Completeness and clinical depth 

In addition to scale, the Reprieve team required deep clinical context at the patient level, including patient weights over time, creatinine levels, time on inpatient IV diuretics, time to discharge after ADHF admission, and more. All those patient-level data were available within Truveta Data, enabling the researchers to iteratively test different I/E criteria and see the resulting impact on the population and outcomes. This was essential for Reprieve, given that clinical trials for medical devices often fail due to the control performing better than expected. 

This process also allowed them to examine how various clinical characteristics compared with previously developed registries and the clinicians’ own experience taking care of ADHF patients – helping them put the insights into context to ensure nothing will be overlooked as they design their clinical programs. 

The team noted that Medicare and commercial claims would not have allowed for this type of analysis, as they would not have contained the level of clinical depth needed to study care patterns and related outcomes, or to compare to registry data. 

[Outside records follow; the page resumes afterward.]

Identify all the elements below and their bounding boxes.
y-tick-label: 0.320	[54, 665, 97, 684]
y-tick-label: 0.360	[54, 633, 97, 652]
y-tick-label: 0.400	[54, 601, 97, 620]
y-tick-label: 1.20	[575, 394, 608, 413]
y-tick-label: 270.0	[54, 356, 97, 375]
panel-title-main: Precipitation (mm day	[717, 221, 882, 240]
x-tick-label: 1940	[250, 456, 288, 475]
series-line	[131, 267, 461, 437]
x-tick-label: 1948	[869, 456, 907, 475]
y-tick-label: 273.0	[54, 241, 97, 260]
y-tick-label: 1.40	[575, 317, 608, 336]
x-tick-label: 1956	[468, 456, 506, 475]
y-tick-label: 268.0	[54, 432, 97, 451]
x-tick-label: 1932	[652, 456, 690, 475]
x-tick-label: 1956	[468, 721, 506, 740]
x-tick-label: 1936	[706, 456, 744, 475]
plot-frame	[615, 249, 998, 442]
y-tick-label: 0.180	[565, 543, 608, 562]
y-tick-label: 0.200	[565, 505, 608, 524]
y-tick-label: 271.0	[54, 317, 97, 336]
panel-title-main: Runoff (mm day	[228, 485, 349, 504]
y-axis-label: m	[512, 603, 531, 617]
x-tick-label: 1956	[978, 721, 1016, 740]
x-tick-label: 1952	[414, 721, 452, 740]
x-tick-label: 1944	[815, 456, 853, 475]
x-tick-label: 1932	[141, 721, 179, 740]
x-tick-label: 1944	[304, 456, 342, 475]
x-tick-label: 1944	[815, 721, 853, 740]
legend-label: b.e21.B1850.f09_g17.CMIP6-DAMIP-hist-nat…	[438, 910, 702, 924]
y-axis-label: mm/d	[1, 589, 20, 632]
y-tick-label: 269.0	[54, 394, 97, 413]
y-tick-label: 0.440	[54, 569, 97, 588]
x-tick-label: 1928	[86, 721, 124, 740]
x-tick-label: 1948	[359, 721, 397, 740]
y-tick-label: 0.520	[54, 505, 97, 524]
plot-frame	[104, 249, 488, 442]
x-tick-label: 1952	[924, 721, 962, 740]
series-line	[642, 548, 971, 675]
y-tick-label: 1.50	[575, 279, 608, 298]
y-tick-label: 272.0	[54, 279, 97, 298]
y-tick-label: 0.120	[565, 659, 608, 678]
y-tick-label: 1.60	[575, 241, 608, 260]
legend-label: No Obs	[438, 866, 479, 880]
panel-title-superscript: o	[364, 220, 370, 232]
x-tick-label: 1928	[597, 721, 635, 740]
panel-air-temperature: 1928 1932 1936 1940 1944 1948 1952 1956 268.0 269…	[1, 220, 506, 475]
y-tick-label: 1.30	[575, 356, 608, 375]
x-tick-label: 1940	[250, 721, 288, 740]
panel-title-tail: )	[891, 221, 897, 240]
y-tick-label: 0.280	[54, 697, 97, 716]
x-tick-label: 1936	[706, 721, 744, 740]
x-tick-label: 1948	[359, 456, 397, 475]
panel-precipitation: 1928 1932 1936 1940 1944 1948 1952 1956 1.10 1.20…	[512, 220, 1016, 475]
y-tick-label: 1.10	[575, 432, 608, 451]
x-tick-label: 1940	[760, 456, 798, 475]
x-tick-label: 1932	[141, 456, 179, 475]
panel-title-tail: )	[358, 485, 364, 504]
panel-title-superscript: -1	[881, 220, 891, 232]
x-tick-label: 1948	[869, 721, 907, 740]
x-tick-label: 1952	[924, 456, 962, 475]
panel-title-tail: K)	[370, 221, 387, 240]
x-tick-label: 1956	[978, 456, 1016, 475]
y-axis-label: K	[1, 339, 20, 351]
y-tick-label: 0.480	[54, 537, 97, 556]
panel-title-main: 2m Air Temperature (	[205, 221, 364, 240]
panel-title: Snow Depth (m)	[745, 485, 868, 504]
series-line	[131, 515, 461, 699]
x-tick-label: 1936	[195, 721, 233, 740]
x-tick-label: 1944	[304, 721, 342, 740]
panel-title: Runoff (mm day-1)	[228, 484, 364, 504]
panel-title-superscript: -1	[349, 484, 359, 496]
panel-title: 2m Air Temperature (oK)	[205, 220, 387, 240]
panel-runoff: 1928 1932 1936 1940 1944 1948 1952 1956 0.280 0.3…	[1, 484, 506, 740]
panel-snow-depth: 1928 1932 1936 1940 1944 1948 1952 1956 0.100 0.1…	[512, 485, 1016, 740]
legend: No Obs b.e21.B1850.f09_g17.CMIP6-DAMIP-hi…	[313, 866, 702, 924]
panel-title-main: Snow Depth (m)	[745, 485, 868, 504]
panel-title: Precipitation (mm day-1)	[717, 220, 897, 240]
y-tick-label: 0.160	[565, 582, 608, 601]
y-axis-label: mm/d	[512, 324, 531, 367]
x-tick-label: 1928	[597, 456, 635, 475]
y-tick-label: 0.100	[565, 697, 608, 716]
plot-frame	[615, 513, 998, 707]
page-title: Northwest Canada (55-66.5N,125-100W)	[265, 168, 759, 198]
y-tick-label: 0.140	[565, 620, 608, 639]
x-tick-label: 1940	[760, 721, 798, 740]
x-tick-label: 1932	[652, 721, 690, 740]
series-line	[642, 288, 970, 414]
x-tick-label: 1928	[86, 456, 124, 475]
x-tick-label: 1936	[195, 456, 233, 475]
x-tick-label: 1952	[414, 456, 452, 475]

Timeliness and efficiency 

And lastly, startups like Reprieve typically do not have the luxury of years and tens of millions of dollars to create registries to meet their specific data needs. With Truveta Data, the team was able to access a cohort of patients 1.5x larger than the ADHERE registry cohort almost instantly, as compared to the 4 years it took to create the registry. In six months, the team conducted numerous analyses and submitted a manuscript with critical takeaways on current standards of care for publication. 

Through this work, Reprieve and its physician partners hope to elevate standards of care for ADHF patients and drive innovation in a space that is ripe for change.